Workers’ freedom of choice has been the central issue in unionization attempts at Santa Rosa Memorial since 2004, with labor supporters complaining that the employer has resisted their efforts to let workers decide. Labor’s frustration over the St. Joseph Health System’s response to unionization efforts at Santa Rosa Memorial and other hospitals made national news in the summer of 2008 when demonstrators protested outside The Sisters of St. Joseph of Orange Motherhouse in Orange, California.

The main draw of unionization for workers is that they feel it would give them more of a voice in how they do their jobs, said Nancy Timberlake, a technician at Santa Rosa Memorial and a member of the NUHW organizing committee. Economic issues are secondary, she said.

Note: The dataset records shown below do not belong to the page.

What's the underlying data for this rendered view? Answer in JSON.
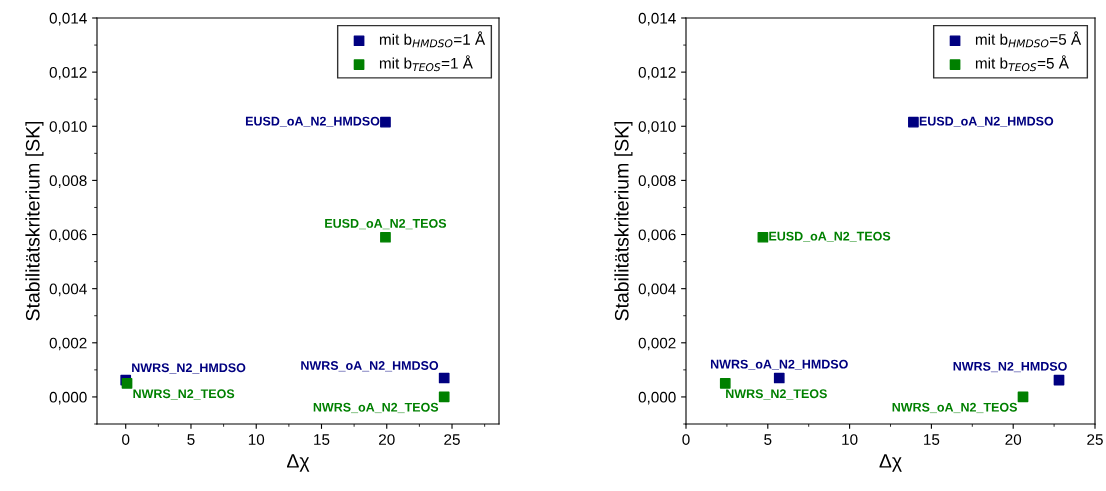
{
  "chart_data": [
    {
      "type": "scatter",
      "xlabel": "Δχ",
      "ylabel": "Stabilitätskriterium [SK]",
      "marker": "square",
      "legend": "top right",
      "grid": false,
      "xlim": [
        -2.2,
        28.6
      ],
      "xticks": [
        0,
        5,
        10,
        15,
        20,
        25
      ],
      "ylim": [
        -0.001,
        0.014
      ],
      "yticks": [
        {
          "value": 0,
          "label": "0,000"
        },
        {
          "value": 0.002,
          "label": "0,002"
        },
        {
          "value": 0.004,
          "label": "0,004"
        },
        {
          "value": 0.006,
          "label": "0,006"
        },
        {
          "value": 0.008,
          "label": "0,008"
        },
        {
          "value": 0.01,
          "label": "0,010"
        },
        {
          "value": 0.012,
          "label": "0,012"
        },
        {
          "value": 0.014,
          "label": "0,014"
        }
      ],
      "series": [
        {
          "name": "mit b$_{HMDSO}$=1 Å",
          "color": "#000080",
          "x": [
            0,
            19.9,
            24.4
          ],
          "values": [
            0.00062,
            0.01015,
            0.0007
          ]
        },
        {
          "name": "mit b$_{TEOS}$=1 Å",
          "color": "#008000",
          "x": [
            0.1,
            19.9,
            24.4
          ],
          "values": [
            0.0005,
            0.0059,
            0.0
          ]
        }
      ],
      "annotations": [
        {
          "text": "NWRS_N2_HMDSO",
          "x": 0,
          "y": 0.00062
        },
        {
          "text": "EUSD_oA_N2_HMDSO",
          "x": 19.9,
          "y": 0.01015
        },
        {
          "text": "NWRS_oA_N2_HMDSO",
          "x": 24.4,
          "y": 0.0007
        },
        {
          "text": "NWRS_N2_TEOS",
          "x": 0.1,
          "y": 0.0005
        },
        {
          "text": "EUSD_oA_N2_TEOS",
          "x": 19.9,
          "y": 0.0059
        },
        {
          "text": "NWRS_oA_N2_TEOS",
          "x": 24.4,
          "y": 0.0
        }
      ]
    },
    {
      "type": "scatter",
      "xlabel": "Δχ",
      "ylabel": "Stabilitätskriterium [SK]",
      "marker": "square",
      "legend": "top right",
      "grid": false,
      "xlim": [
        0,
        25
      ],
      "xticks": [
        0,
        5,
        10,
        15,
        20,
        25
      ],
      "ylim": [
        -0.001,
        0.014
      ],
      "yticks": [
        {
          "value": 0,
          "label": "0,000"
        },
        {
          "value": 0.002,
          "label": "0,002"
        },
        {
          "value": 0.004,
          "label": "0,004"
        },
        {
          "value": 0.006,
          "label": "0,006"
        },
        {
          "value": 0.008,
          "label": "0,008"
        },
        {
          "value": 0.01,
          "label": "0,010"
        },
        {
          "value": 0.012,
          "label": "0,012"
        },
        {
          "value": 0.014,
          "label": "0,014"
        }
      ],
      "series": [
        {
          "name": "mit b$_{HMDSO}$=5 Å",
          "color": "#000080",
          "x": [
            13.9,
            5.7,
            22.8
          ],
          "values": [
            0.01015,
            0.0007,
            0.00062
          ]
        },
        {
          "name": "mit b$_{TEOS}$=5 Å",
          "color": "#008000",
          "x": [
            2.4,
            4.7,
            20.6
          ],
          "values": [
            0.0005,
            0.0059,
            0.0
          ]
        }
      ],
      "annotations": [
        {
          "text": "EUSD_oA_N2_HMDSO",
          "x": 13.9,
          "y": 0.01015
        },
        {
          "text": "NWRS_oA_N2_HMDSO",
          "x": 5.7,
          "y": 0.0007
        },
        {
          "text": "NWRS_N2_HMDSO",
          "x": 22.8,
          "y": 0.00062
        },
        {
          "text": "NWRS_N2_TEOS",
          "x": 2.4,
          "y": 0.0005
        },
        {
          "text": "EUSD_oA_N2_TEOS",
          "x": 4.7,
          "y": 0.0059
        },
        {
          "text": "NWRS_oA_N2_TEOS",
          "x": 20.6,
          "y": 0.0
        }
      ]
    }
  ]
}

“The place where I work is the one of the better places to work but I found much difficulty in working with management over the years in having my ideas heard,” Timberlake said.

Success and setbacks

The Santa Rosa Memorial campaign achieved one of its long-term goals when, in 2008, the St. Joseph Health System agreed to discuss election ground rules, according to NUHW. That October, union organizers at the hospital began gathering workers’ signatures in support of an election. By January, they had enough names to put the question of unionization to a vote.

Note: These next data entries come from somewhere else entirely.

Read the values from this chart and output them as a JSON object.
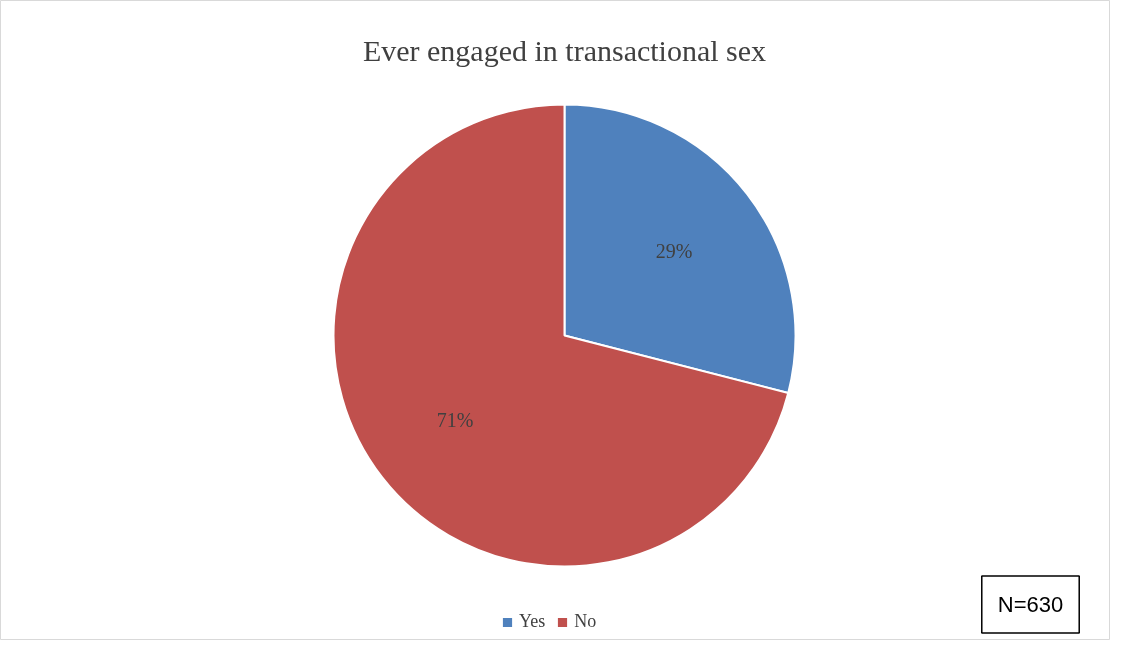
{
  "chart_data": {
    "type": "pie",
    "title": "Ever engaged in transactional sex",
    "categories": [
      "Yes",
      "No"
    ],
    "values": [
      29,
      71
    ],
    "colors": [
      "#4f81bd",
      "#c0504d"
    ],
    "value_labels": [
      "29%",
      "71%"
    ],
    "legend": "bottom",
    "annotations": [
      "N=630"
    ]
  }
}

However, in late January the effort was set back when the SEIU placed the West Coast organization in trusteeship. That action, and the SEIU’s later intervention in the election sought by the new union, halted the progress that workers had been making toward negotiating ground rules, Timberlake said.

“The irony of the whole thing is the employer said they would not sit down with us,” Timberlake said. “They would only discuss ground rules with both unions.”

The employer had agreed to negotiate guidelines with any union that showed it had standing to represent employees.

“There were two unions that demonstrated a show of standing,” Kevin Andrus, a spokesman for the St. Joseph Health System, said. “We agreed that we would sit down with both of those unions and work out guidelines between the three of us. The SEIU refused to meet with us and the NUHW and thus we were not able to negotiate.”

In September, the North Bay Labor Council urged SEIU-UHW to either withdraw from the contest or agree to ground rules in order not to delay a decision on union representation.

The union later rejected an offer by Msgr. Brenkle and former U.S. Labor Secretary Robert Reich to help set election ground rules, Msgr. Brenkle said in his in Nov. 30 statement.

“Not only has the SEIU itself been waging an anti-union campaign against the NUHW,” Msgr. Brenkle said, “but SEIU’s refusal to negotiate ground rules has given management the freedom to continue the same anti-union practices we have been working for so long to prevent.”

The employer, Msgr. Brenkle told Catholic San Francisco, never agreed to USCCB ground rules but pledged not to have mandatory pre-election meetings or call meetings for the sole purpose of discussing the union.

But Msgr. Brenkle said he has been concerned about the employer’s actions leading up to the election. “The major disappointment is a Catholic institution would be so aggressively anti-union,” he said.

Msgr. Brenkle has urged the formation of a citizens’ oversight committee to monitor the election and is offering the workers a word of advice.

“Whatever union you choose,” he said, “keep on eye on the union as well as management.”

The St. Joseph Health System’s stance in the election has been strictly neutral and factual, spokesman Andrus said.

“We support our employees’ right to make an informed decision and to choose for themselves whether or not they would like to be represented by a union, and if they so choose, what union that should be.”

From December 18, 2009 issue of Catholic San Francisco.